Try something like: [DARK BLUE CURTAINS ADORNED THE FLOOR TO CEILING WINDOWS BEHIND THE PRESIDENT'S DESK. [THE NAMED OPERATOR] LOOKED SQUARE INTO MAYNARD'S EYES ACROSS THE SPAN OF THE PRESIDENT'S DESK (what's he thinking at this point?). BEHIND HIM CAME THE SOUND OF A LOG CRACKLING IN THE HERTH.] What about the flooring? Does the operator sleep on a cold hardwood floor? Does he make a mental comparison between his lifestyle with the thick Persian rugs beneath his feet? This not only builds the operator's character, but it also describes the room.
Instead of "... stood in a shadowy corner ..." consider something like this:
[A LATE AFTERNOON SHADOW SWEPT ACROSS THE ROOM AND MASKED THE FEATURES OF THESE UNWELCOMED VISITORS]. Again, depending on the POV, you'd need to adjust the sentence maybe from "the features of these..." to "their features."
The man called the Operator stood stiffly at attention, the first woman fidgeted like a kid with ADD, and the second woman stared wistfully into space. All three looked composed, patient, perfectly in control.
[IF ONE PERSON IS FIDGETING AND THE OTHER ONE IS WISTFULLY STARING INTO SPACE, HOW CAN THEY BE IN "PERFECT CONTOL AND LOOK COMPOSED?" THEY CAN'T.]
[TELLING] But the truth was, the Operator was more anxious than he had ever been in his entire career-his entire life. Sweat dampened the inside of his thin leather gloves and perspiration collected on the collar of his shirt as his mind raced.
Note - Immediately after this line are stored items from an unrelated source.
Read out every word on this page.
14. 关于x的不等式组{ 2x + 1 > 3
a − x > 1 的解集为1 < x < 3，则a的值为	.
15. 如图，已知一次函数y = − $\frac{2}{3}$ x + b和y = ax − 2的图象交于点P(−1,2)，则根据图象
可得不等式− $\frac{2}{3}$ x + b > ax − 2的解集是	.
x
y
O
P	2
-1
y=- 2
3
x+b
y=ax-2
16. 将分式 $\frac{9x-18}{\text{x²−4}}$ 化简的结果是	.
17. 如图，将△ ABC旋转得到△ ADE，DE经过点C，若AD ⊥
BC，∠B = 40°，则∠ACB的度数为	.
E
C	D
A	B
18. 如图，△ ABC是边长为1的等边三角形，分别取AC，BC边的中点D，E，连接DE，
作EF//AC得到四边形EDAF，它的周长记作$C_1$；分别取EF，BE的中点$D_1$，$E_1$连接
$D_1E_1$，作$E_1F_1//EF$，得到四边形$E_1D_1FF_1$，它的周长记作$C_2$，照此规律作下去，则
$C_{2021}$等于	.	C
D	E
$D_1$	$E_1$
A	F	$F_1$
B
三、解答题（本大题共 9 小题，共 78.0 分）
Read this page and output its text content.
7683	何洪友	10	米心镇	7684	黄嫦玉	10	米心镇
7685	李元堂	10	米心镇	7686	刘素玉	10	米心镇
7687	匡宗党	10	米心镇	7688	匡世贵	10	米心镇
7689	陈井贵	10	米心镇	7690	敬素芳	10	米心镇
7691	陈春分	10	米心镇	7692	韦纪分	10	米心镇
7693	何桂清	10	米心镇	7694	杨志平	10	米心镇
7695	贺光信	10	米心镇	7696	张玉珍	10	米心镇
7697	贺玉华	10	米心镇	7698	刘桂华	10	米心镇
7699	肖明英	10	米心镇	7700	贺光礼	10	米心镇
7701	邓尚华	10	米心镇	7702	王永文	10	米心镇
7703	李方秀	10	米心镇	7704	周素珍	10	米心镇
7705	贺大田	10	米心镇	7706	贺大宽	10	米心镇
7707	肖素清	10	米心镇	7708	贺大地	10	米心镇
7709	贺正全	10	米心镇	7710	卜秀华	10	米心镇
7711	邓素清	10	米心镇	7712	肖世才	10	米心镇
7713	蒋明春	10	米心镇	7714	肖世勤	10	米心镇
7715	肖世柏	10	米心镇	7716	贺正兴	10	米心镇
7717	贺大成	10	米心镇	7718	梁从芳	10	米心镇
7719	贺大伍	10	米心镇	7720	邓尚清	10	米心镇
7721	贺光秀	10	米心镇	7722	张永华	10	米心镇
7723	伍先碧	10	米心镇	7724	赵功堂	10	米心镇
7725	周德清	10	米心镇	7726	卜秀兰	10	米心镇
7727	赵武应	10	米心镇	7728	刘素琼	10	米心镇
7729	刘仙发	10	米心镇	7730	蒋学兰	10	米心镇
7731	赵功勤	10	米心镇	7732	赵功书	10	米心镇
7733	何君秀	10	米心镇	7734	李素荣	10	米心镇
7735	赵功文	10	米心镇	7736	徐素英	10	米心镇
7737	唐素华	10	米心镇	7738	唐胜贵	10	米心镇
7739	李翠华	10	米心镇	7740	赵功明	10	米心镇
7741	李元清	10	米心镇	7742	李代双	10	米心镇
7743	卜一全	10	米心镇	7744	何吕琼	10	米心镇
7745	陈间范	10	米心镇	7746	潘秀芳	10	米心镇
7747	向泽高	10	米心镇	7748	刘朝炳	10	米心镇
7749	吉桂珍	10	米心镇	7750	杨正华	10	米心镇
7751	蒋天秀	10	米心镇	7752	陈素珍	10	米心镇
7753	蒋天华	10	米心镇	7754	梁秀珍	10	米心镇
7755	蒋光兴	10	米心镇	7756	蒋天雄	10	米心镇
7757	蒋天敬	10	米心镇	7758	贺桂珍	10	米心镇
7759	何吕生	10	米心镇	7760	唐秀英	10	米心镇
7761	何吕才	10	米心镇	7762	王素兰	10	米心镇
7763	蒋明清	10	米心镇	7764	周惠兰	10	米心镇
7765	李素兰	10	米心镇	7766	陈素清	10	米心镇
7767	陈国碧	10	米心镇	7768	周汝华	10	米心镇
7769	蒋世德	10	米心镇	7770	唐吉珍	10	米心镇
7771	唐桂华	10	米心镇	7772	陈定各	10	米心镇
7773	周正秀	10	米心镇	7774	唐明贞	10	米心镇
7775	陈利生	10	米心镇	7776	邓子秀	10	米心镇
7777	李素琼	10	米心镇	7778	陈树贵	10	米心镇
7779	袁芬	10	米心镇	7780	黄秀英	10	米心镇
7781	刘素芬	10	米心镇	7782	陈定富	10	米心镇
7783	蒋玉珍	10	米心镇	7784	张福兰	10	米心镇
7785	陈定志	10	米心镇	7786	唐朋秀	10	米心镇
[SHOW THE READER HOW ANXIOUS HE IS. GET INSIDE THIS GUY'S HEAD AND SHOW THE READER HIS RACING THOUGHTS. WHAT IS HE THINKING ABOUT? IF HE'S SWEATING, HAVE HIM WIPE HIS UPPER LIP WITH HIS SLEEVE. IS HIS HAIR MOIST FROM PERSPIRATION? DOES HIS HAIR CURL FROM THE PERSPIRATION? DOES HE SMELL? DOES HE BITE HIS NAILS? ALL OF THESE THINGS ADD TO HIS CHARACTERIZATION. HE MAY BE STANDING IN PERFECT ATTENTION BUT I BET THE GUY'S SHAKING LIKE JELLY INSIDE. LET'S SEE IT.]
Hope this helps
-Ylanne
Regardless, I think you're on to something good but you need to emphasize the characters more early on. Give me a reason to care about them. It would have a greater emotional impact on the reader if they cared about the president's character before he died. That would make it hit harder.